A lot has happened since I started this blog in March of 2005. I suppose we all grow and change with time, and yet it seems like 2005 was a lifetime ago. In March 2007 we learned that my beloved had lung cancer and our lives changed completely, before we were even completely aware of what was happening. Several health crises later, this summer has been the calm where we reclaim our lives, where we finally begin the retirement we thought we were starting two years ago. We are still discovering what this new stage will bring, we are still discovering if this is another period of quiet before the storm, or if perhaps the calm will settle in for a while.
I have been using the time exploring various creative interests and also catching up, slowly oh so slowly, on the many many things I let slide over the past two years. So much sliding was going on around here that it is fully possible that, had we not shored up the deck and the pool that was sliding down the cliff to the house below, the weight of all my unfinished obligations might have pitched us over the edge. But we learned that there is more steel and concrete in this family than just that which holds the newly rebuilt deck and pool in place.
I have been knitting and sewing, and I have several finished projects that are finished or nearly finished, but I have also felt a certain miasma concerning my blogs. It has not been that I don't want to write. I write daily in my journal. I think of blog posts and yet they never materialize. I am not the person I was in 2005. At one point my life seem fragmented, so fragmented that I felt broken into a thousand tiny pieces. There were pieces of my life that seemed held together by the presence of the blogs. But now the blogs themselves seem fragmented, no longer offering a true reflection. Each of my blogs started with a clear purpose and framework. At the time they worked. But this structure, and the very existence of multiple blogs no longer works for me. I need to find a way to integrate my blogs into my life, not fragment my life into my blogs.
But how to begin?
Oddly enough it came to me while I cleaned out the china cabinet this weekend. It had been a long time, since before G's first bout with illness, before the lung cancer, and it was desperately in need. The glass front of the cabinet was cloudy and smudged, the glass shelves harbored a layer of dust, the glassware itself was dull and lifeless, much the way I felt my life had become until very recently: dull, lifeless and full of dust.
So Saturday night, late, I covered the table in plastic and towels, brought out a couple of large basins of water and set to work. It was the kind of task that I put off because it seems like such drudgery, and yet once begun I savour the process. After removing everything from the cabinet I dusted and polished the wood, removed the glass shelves and polished them until they shone, and the cabinet was there waiting to be populated, fresh and shiny and like new.
As I cleaned everything and put it back, I started reflecting on the history of the pieces and how they reflect our lives, our families, our history. There is the very modern scandinavian china we chose and still love and the large contemporary hand thrown plates with the silver and black rims we purchased when we threw an engagement party for G's daughter. There is the lovely silver chalice given to us by G's aunt Hilda on our wedding day, the chalice that was given to her grandparents on their wedding day in 1866. I thought of Aunt Hilda as I polished that chalice and looked at the faded photo of her grandfather that remains on the cup. Aunt Hilda's cup shares the cabinet with my grandmothers water goblets, my great-grandmother's china and my great-aunt's china. I felt like I was in the presence of these women as I dipped the plates and glasses in water and gently dried them with piles of linen towels. A couple of Vaseline glass plates from my grandmother became collection of uranium glass, accumulated slowly over the years. The yellow-green glass looks beautiful in front of the plates that G's grandmother brought with her from Austria, one of the few family possessions that survived the move. There are the champagne flutes I don't even like, but which were given me by two old dear friends, now both deceased, who I feel are with us in spirit every time we use the glasses. All of these things coexist harmoniously in this cabinet, each contributing another piece to the puzzle of what makes us who we are.

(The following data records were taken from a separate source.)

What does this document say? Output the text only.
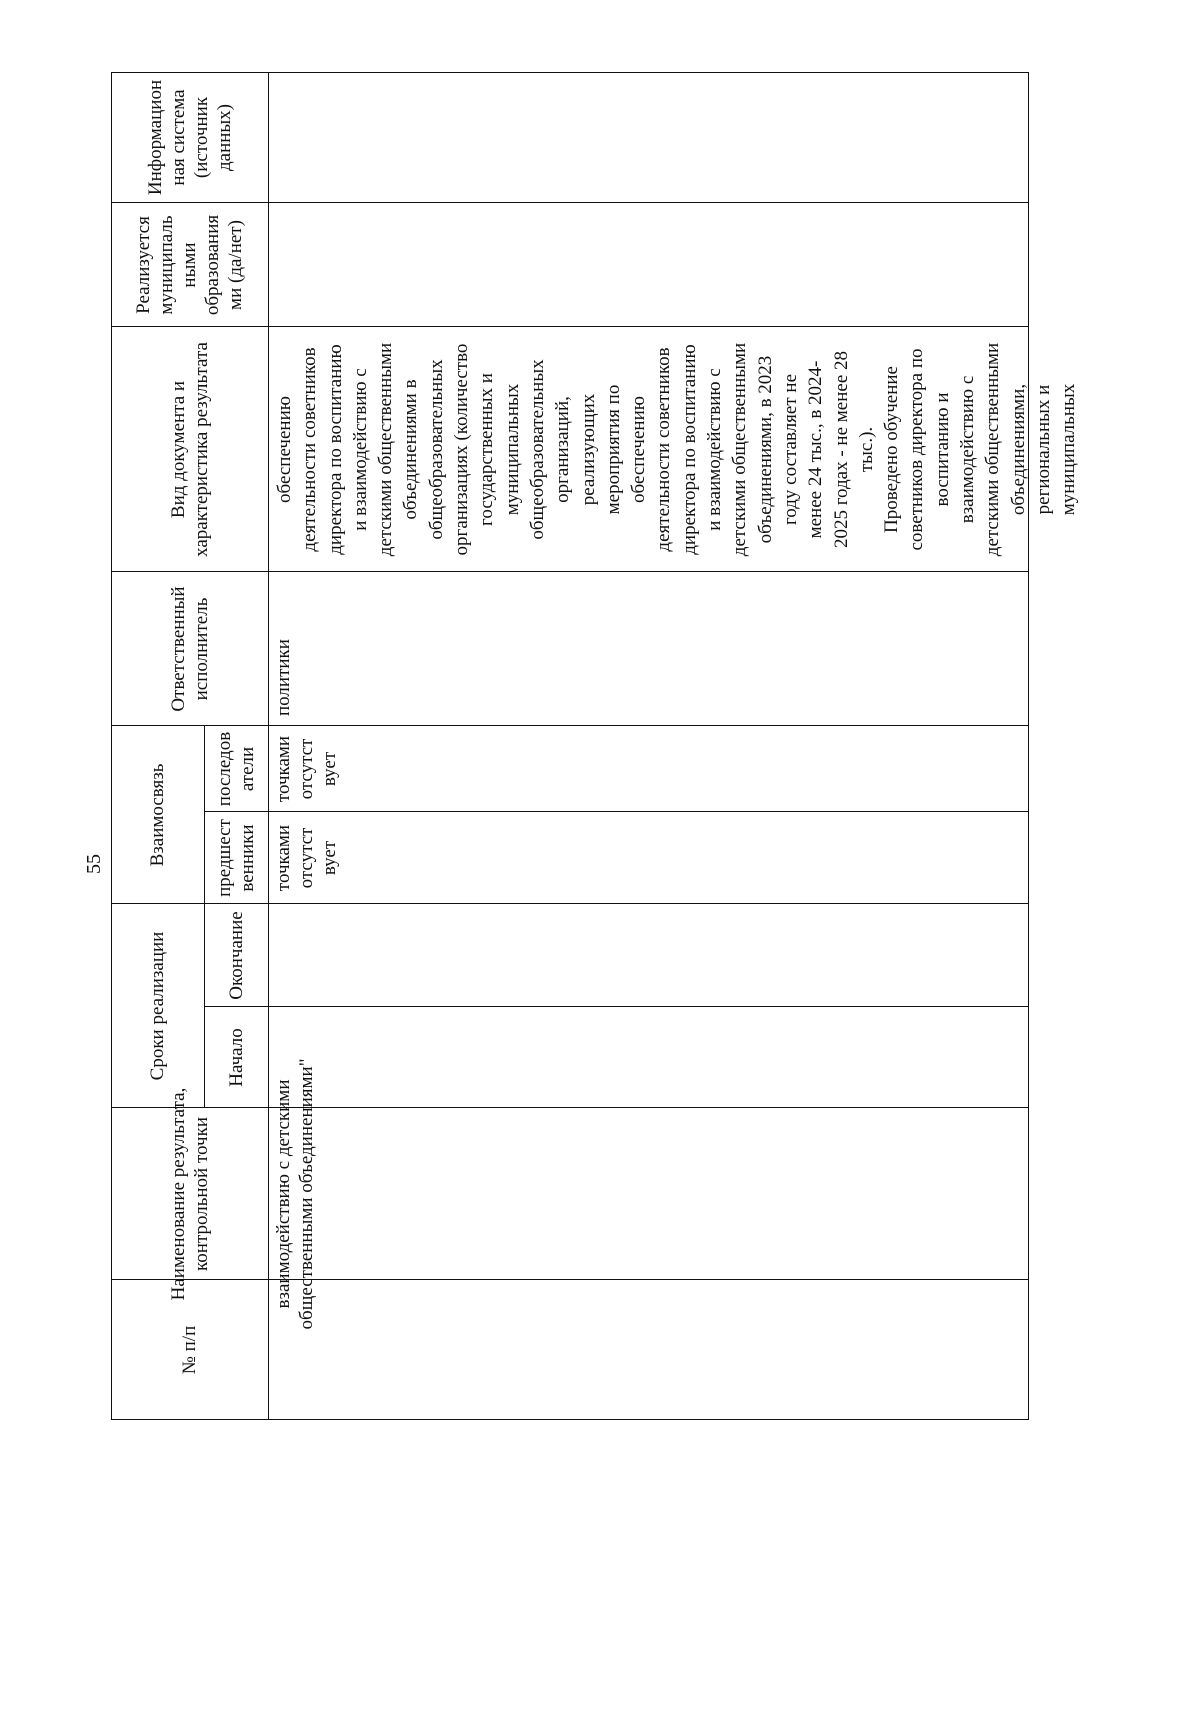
55
№ п/п
Наименование результата, контрольной точки
Сроки реализации	Начало
Окончание
Взаимосвязь предшест венники
последов атели
Ответственный исполнитель
Вид документа и характеристика результата
Реализуется муниципаль ными образования ми (да/нет)
Информацион ная система (источник данных)
взаимодействию с детскими общественными объединениями"
точками отсутст вует
точками отсутст вует
политики
обеспечению деятельности советников директора по воспитанию и взаимодействию с детскими общественными объединениями в общеобразовательных организациях (количество государственных и муниципальных общеобразовательных организаций, реализующих мероприятия по обеспечению деятельности советников директора по воспитанию и взаимодействию с детскими общественными объединениями, в 2023 году составляет не менее 24 тыс., в 2024- 2025 годах - не менее 28 тыс.). Проведено обучение советников директора по воспитанию и взаимодействию с детскими общественными объединениями, региональных и муниципальных
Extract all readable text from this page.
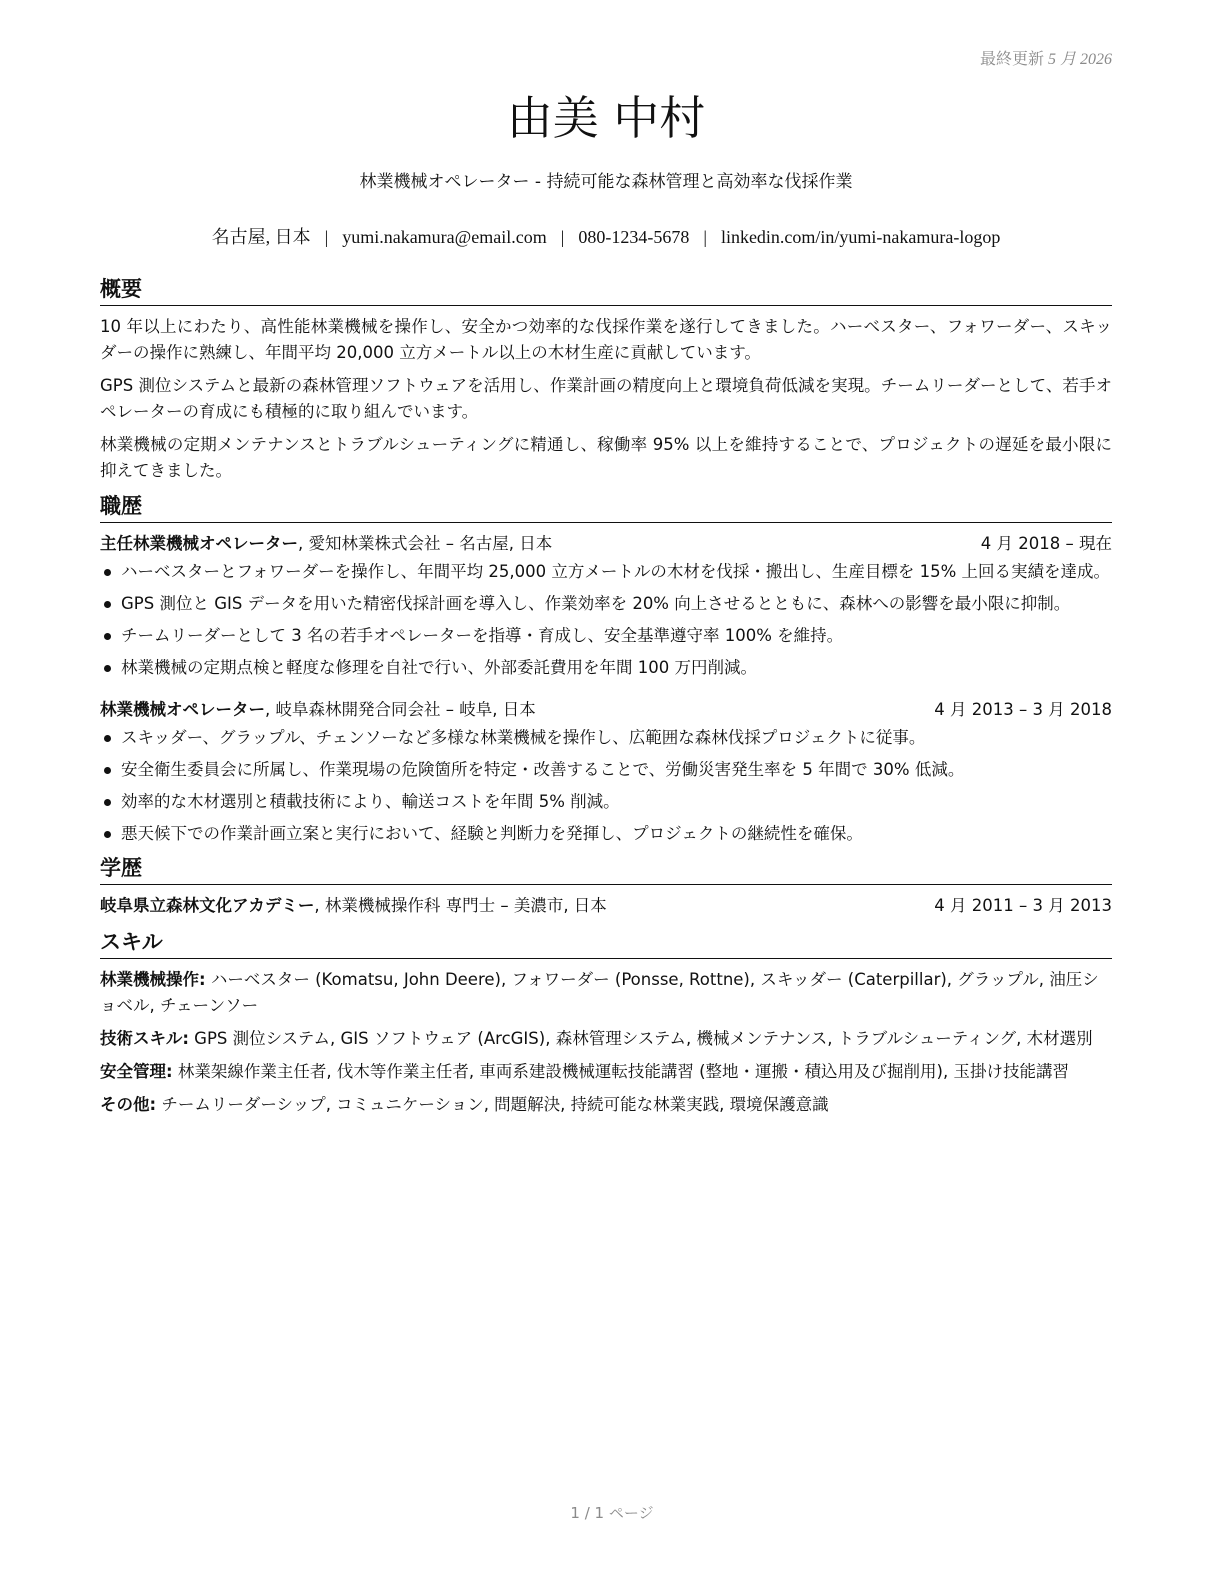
最終更新 5 月 2026
由美 中村
林業機械オペレーター - 持続可能な森林管理と高効率な伐採作業
名古屋, 日本 | yumi.nakamura@email.com | 080-1234-5678 | linkedin.com/in/yumi-nakamura-logop
概要

10 年以上にわたり、高性能林業機械を操作し、安全かつ効率的な伐採作業を遂行してきました。ハーベスター、フォワーダー、スキッダーの操作に熟練し、年間平均 20,000 立方メートル以上の木材生産に貢献しています。

GPS 測位システムと最新の森林管理ソフトウェアを活用し、作業計画の精度向上と環境負荷低減を実現。チームリーダーとして、若手オペレーターの育成にも積極的に取り組んでいます。

林業機械の定期メンテナンスとトラブルシューティングに精通し、稼働率 95% 以上を維持することで、プロジェクトの遅延を最小限に抑えてきました。

職歴
主任林業機械オペレーター, 愛知林業株式会社 – 名古屋, 日本	4 月 2018 – 現在
ハーベスターとフォワーダーを操作し、年間平均 25,000 立方メートルの木材を伐採・搬出し、生産目標を 15% 上回る実績を達成。
GPS 測位と GIS データを用いた精密伐採計画を導入し、作業効率を 20% 向上させるとともに、森林への影響を最小限に抑制。
チームリーダーとして 3 名の若手オペレーターを指導・育成し、安全基準遵守率 100% を維持。
林業機械の定期点検と軽度な修理を自社で行い、外部委託費用を年間 100 万円削減。
林業機械オペレーター, 岐阜森林開発合同会社 – 岐阜, 日本	4 月 2013 – 3 月 2018
スキッダー、グラップル、チェンソーなど多様な林業機械を操作し、広範囲な森林伐採プロジェクトに従事。
安全衛生委員会に所属し、作業現場の危険箇所を特定・改善することで、労働災害発生率を 5 年間で 30% 低減。
効率的な木材選別と積載技術により、輸送コストを年間 5% 削減。
悪天候下での作業計画立案と実行において、経験と判断力を発揮し、プロジェクトの継続性を確保。
学歴
岐阜県立森林文化アカデミー, 林業機械操作科 専門士 – 美濃市, 日本	4 月 2011 – 3 月 2013
スキル

林業機械操作: ハーベスター (Komatsu, John Deere), フォワーダー (Ponsse, Rottne), スキッダー (Caterpillar), グラップル, 油圧ショベル, チェーンソー

技術スキル: GPS 測位システム, GIS ソフトウェア (ArcGIS), 森林管理システム, 機械メンテナンス, トラブルシューティング, 木材選別

安全管理: 林業架線作業主任者, 伐木等作業主任者, 車両系建設機械運転技能講習 (整地・運搬・積込用及び掘削用), 玉掛け技能講習

その他: チームリーダーシップ, コミュニケーション, 問題解決, 持続可能な林業実践, 環境保護意識

1 / 1 ページ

As I listened to my murmuring thoughts it occurred to me that as old and new live in the china cabinet, all my ruminations, thoughts, and passions can live in the words of this blog, and it is this blog that is the perfect place for me now.
When I started writing Purls and Murmurs in 2005 I chose the name because I love the way my mind can wander when I am knitting, and the way the word purl can function as a noun or a verb, thereby fitting all my purposes. And yet somewhere I had left the purling of my thoughts and behind and let the blog become a repository of plans, patterns, and finished objects and not a place of dreams and reflections.
Here I will continue to write about knitting. But I will also write about my sewing and gardening and whatever else catches my fancy. If you come here only for the knitting I hope you will not be too disappointed, but I had almost forgotten that I am writing this blog (once these blogs) for me. I hope you will join me.
As to the archives of Dooney's world and Sewdistracted, for now they will continue on in their current locations for now. I see that I have much to learn and I hope to be able to create a place here where all the archives of all three blogs can exist in one place.